Na zewnątrz w ciemnościach darł się kot.
— Renfri?
— Co?
— To batyst?
— Pewnie że tak, psiakrew. Jestem księżniczką czy nie?
V
— Tata — nudziła monotonnie Marilka. - Kiedy pójdziemy na jarmark? Na jarmark, tata!
— Cicho, Marilka — burknął Caldemeyn, wycierając talerz chlebem. - Więc jak mówisz, Geralt? Wynoszą się z miasteczka?
— Tak.
— No, nie myślałem, że tak gładko pójdzie. Z tym pergaminem opieczętowanym przez Audeona trzymali mnie za gardło. Robiłem dobrą minę, ale po prawdzie to guzik mógłbym im uczynić.
— Nawet jeśli otwarcie złamaliby prawo? Wszczęli gwałt, bijatykę?
— Nawet. Audoen, Geralt, to bardzo drażliwy król, posyła na szafot za byle co. Ja mam żonę, córkę, dobrze mi na moim urzędzie, nie muszę się głowić, skąd jutro wytrzasnę omastę do kaszy. Jednym słowem, dobrze się stało, że wyjeżdżają. A jak to się właściwie stało?
— Tata, ja chcę na jarmark!
— Libusze! Weź stąd Marilkę! Tak, Geralt, nie sądziłem. Wypytywałem Setnika, karczmarza ze "Złotego Dworu", o tę novigradzką kompanię. To nielicha zgraja. Niektórych rozpoznano.
— Aha?
— Ten ze szramą na gębie to Nohom, dawniej przyboczny Abergarda, z tak zwanej wolnej kompanii angreńskiej.
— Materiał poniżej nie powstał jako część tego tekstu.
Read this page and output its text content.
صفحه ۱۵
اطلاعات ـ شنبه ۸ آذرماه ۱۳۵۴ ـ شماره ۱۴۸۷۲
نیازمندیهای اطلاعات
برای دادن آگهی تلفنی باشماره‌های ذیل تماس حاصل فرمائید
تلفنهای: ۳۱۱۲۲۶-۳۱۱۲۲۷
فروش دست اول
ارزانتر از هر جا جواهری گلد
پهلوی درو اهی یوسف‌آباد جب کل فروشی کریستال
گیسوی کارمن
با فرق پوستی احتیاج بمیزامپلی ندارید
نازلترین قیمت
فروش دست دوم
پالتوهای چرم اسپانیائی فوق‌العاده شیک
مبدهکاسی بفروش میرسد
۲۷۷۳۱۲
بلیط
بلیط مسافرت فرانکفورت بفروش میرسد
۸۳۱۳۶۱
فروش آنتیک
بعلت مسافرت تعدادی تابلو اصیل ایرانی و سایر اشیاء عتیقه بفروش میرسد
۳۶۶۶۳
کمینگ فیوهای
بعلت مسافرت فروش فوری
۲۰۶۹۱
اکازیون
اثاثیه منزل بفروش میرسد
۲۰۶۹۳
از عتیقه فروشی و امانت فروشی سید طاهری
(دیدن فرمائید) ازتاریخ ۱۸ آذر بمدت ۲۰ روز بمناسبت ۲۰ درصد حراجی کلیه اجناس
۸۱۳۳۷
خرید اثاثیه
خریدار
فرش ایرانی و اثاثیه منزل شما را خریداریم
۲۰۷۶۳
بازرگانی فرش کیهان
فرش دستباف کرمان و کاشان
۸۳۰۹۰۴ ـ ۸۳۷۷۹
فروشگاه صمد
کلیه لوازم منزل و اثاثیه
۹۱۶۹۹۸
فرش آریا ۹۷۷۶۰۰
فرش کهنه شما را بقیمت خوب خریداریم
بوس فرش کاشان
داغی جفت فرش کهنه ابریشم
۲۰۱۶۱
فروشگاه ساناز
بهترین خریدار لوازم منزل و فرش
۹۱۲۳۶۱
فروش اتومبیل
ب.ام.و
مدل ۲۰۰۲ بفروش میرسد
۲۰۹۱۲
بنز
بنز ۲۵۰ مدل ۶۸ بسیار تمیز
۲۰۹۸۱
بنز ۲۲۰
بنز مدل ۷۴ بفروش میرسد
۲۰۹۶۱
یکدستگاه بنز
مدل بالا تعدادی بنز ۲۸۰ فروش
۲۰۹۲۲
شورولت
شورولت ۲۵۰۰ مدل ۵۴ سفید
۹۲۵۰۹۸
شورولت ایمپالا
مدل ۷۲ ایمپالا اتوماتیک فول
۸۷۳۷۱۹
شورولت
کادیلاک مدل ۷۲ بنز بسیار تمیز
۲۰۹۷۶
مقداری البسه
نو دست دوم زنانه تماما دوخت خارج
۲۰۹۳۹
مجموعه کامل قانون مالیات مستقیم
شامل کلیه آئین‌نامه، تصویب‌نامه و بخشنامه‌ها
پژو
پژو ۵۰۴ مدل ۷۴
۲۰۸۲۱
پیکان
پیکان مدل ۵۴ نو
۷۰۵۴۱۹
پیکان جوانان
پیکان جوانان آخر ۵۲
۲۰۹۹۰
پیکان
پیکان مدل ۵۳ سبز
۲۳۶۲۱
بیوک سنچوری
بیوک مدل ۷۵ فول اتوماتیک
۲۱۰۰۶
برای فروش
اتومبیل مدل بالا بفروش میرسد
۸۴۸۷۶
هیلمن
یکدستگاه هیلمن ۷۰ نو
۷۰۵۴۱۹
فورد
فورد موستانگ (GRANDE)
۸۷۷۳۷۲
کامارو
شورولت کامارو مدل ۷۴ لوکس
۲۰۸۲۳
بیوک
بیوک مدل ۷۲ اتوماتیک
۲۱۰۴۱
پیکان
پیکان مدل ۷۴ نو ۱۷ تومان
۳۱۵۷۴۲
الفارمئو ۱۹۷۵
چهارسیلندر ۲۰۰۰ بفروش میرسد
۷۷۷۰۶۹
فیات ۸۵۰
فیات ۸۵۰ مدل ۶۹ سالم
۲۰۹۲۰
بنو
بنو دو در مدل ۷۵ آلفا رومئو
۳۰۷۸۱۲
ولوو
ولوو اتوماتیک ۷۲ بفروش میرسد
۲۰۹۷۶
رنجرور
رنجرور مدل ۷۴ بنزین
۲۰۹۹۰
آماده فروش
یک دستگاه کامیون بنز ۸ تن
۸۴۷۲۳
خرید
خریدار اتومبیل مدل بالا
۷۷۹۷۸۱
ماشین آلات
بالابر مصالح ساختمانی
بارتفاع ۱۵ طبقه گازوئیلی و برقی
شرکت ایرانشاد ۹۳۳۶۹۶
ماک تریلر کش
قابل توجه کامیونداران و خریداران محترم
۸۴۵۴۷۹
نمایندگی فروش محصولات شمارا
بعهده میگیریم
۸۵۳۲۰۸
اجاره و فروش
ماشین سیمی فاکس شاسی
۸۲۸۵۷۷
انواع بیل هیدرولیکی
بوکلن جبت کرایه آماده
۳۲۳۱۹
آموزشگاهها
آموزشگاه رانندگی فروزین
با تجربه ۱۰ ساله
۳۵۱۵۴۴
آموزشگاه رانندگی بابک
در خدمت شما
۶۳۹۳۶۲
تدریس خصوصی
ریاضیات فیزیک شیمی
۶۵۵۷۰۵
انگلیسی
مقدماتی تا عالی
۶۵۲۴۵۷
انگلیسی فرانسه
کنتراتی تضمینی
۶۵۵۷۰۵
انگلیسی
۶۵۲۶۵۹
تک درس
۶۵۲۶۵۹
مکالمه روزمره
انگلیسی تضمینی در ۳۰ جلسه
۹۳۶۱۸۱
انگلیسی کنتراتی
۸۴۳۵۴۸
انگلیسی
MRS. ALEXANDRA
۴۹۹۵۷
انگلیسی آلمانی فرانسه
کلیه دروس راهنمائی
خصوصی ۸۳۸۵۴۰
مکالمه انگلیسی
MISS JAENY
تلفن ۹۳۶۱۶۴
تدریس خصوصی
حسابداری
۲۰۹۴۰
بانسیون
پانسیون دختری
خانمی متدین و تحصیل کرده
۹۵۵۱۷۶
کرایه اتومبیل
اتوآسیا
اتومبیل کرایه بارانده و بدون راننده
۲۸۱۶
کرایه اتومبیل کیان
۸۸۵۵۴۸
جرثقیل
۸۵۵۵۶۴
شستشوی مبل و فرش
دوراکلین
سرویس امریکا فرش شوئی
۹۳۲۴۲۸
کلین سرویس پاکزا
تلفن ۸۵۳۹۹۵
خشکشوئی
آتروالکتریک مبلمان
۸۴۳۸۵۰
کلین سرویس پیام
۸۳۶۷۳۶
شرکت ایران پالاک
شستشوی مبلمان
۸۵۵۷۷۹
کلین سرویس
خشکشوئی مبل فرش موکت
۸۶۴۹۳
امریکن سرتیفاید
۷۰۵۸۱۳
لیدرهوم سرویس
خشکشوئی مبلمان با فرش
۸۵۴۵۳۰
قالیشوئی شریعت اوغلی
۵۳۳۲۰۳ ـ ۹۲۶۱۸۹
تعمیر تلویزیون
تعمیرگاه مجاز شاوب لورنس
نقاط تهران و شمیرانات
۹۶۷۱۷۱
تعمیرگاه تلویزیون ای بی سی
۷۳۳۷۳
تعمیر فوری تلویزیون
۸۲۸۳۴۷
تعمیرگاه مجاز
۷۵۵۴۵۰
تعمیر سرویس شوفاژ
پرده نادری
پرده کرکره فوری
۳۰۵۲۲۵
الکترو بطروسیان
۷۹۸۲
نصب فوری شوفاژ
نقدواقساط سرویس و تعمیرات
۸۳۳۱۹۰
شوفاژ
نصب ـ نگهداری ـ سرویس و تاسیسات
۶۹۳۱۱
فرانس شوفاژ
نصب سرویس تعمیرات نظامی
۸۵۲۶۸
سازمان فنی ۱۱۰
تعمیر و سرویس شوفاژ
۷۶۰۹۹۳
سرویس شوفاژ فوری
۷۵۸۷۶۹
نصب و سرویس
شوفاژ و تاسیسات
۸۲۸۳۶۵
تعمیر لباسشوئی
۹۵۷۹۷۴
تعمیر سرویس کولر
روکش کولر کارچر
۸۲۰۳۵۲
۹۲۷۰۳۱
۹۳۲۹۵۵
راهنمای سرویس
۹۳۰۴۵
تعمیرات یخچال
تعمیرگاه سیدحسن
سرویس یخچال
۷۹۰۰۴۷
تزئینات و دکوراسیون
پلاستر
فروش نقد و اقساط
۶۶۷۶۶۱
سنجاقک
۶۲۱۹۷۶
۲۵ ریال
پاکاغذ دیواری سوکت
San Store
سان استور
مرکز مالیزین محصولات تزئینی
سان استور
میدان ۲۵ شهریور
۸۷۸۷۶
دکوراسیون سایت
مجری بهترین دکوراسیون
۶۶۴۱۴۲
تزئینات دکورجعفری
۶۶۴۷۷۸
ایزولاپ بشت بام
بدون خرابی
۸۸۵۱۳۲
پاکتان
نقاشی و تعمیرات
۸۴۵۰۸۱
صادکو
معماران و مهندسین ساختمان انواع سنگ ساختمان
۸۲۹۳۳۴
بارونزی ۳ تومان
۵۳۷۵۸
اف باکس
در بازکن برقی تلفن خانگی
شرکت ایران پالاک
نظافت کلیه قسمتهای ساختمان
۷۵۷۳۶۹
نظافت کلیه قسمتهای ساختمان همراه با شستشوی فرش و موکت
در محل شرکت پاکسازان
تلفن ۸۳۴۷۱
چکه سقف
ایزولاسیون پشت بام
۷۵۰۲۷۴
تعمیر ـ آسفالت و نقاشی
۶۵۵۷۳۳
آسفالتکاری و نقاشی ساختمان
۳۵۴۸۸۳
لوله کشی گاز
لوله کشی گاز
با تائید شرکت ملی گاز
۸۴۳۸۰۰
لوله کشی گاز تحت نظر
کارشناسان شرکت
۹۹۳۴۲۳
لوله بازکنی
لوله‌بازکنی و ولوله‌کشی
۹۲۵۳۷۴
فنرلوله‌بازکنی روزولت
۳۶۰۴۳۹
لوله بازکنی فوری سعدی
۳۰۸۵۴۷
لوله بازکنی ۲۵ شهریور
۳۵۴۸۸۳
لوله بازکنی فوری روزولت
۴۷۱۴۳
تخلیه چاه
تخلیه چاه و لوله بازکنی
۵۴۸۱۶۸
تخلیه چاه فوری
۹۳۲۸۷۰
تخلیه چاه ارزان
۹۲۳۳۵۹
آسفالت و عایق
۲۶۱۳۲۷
Słyszałeś o wolnej kompanii? Jasne, kto nie słyszał. Ten byk, którego wołają Piętnastka, również. Nawet jeśli nie, to nie myślę, by jego przezwisko wzięło się od piętnastu dobrych uczynków, jakie w życiu zrobił. Ten czarniawy półelf to Civril, zbój i zawodowy morderca. Podobno miał coś wspólnego z masakrą w Tridam.
— Gdzie?
— W Tridam. Nie słyszałeś? Głośno było o tym trzy… Tak trzy lata temu, bo Marilka miała dwa latka. Baron z Tridam trzymał w lochu jakichś zbójców. Ich kamraci, wśród nich podobno ten mieszaniec Civril, opanowali prom na rzece pełen pielgrzymów, było to w czasie Święta Nis. Posłali do barona żądanie uwolnienia tamtych. Baron, ma się rozumieć, odmówił, a wtedy oni zaczęli mordować pątników, po kolei, jednego po drugim. Zanim baron zmiękł i zwolnił tamtych z lochu, spuścili z prądem ponad dziesięciu. Baronowi groziło potem wygnanie albo nawet i topór, jedni mieli mu za złe, że uległ, dopiero gdy aż tylu zabito, inni wszczęli rwetes, że bardzo wielkie zło uczynił, że prę… precedens to był albo jak, że trzeba było tamtych wystrzelać z kusz razem z zakładnikami albo szturmem brać na łodziach, nie popuścić ni na palec. Baron na sądzie prawił, że mniejsze zło wybrał, bo na promie było więcej jak ćwierć setki ludzi, baby, dzieciaki.
— Tridamskie ultimatum — szepnął wiedźmin. - Renfri…
— Co?
— Caldemeyn, jarmark.
— Co?
— Nie rozumiesz, Caldemeyn? Oszukała mnie. Nie wyjadą. Zmuszą Stregobora do wyjścia z wieży, tak jak zmusili barona z Tridam. Albo mnie zmuszą do… Nie rozumiesz? Zaczną mordować ludzi na jarmarku. Wasz rynek, w tych murach, to prawdziwa pułapka!
— Na wszystkich bogów, Geralt! Siadaj! Dokąd, Geralt? Marilka, przerażona krzykiem, zachlipała wtulona w kąt kuchni.
— Mówiłam ci! — krzyknęła Libusze, wyciągając rękę w kierunku wiedźmina. - Mówiłam! Samo zło przez niego!
— Cicho, babo! Geralt! Siadaj!
— Trzeba ich powstrzymać. Zaraz, zanim ludzie wejdą na rynek. Zwołaj strażników. Gdy będą wychodzili z zajazdu, za łby ich i w łyka.
— Geralt, bądź rozsądny. Tak nie wolno, nie możemy ich ruszyć, jeśli niczego nie przeskrobali. Będą się bronić, poleje się krew. To zawodowcy, wyrżną mi ludzi. Jeśli dojdzie do Audeona, zapłacę głową. Dobrze, zbiorę straż, pójdę na targ, tam będę miał na nich oko…
— To nic nie da, Caldemeyn. Jeśli tłum wejdzie już na plac, nie zapobiegniesz panice i rzezi. Ich trzeba unieszkodliwić zaraz, póki rynek jest pusty.
— To będzie bezprawie. Nie mogę na to zezwolić. Z tym półelfem i Tridam to może być plotka. Możesz się mylić, i co wtedy? Audoen pasy ze mnie będzie darł.
— Trzeba wybrać mniejsze zło!
— Geralt! Zabraniam ci! Jako wójt, zabraniam! Zostaw miecz! Stój!
Marilka krzyczała zakrywszy buzię rączkami.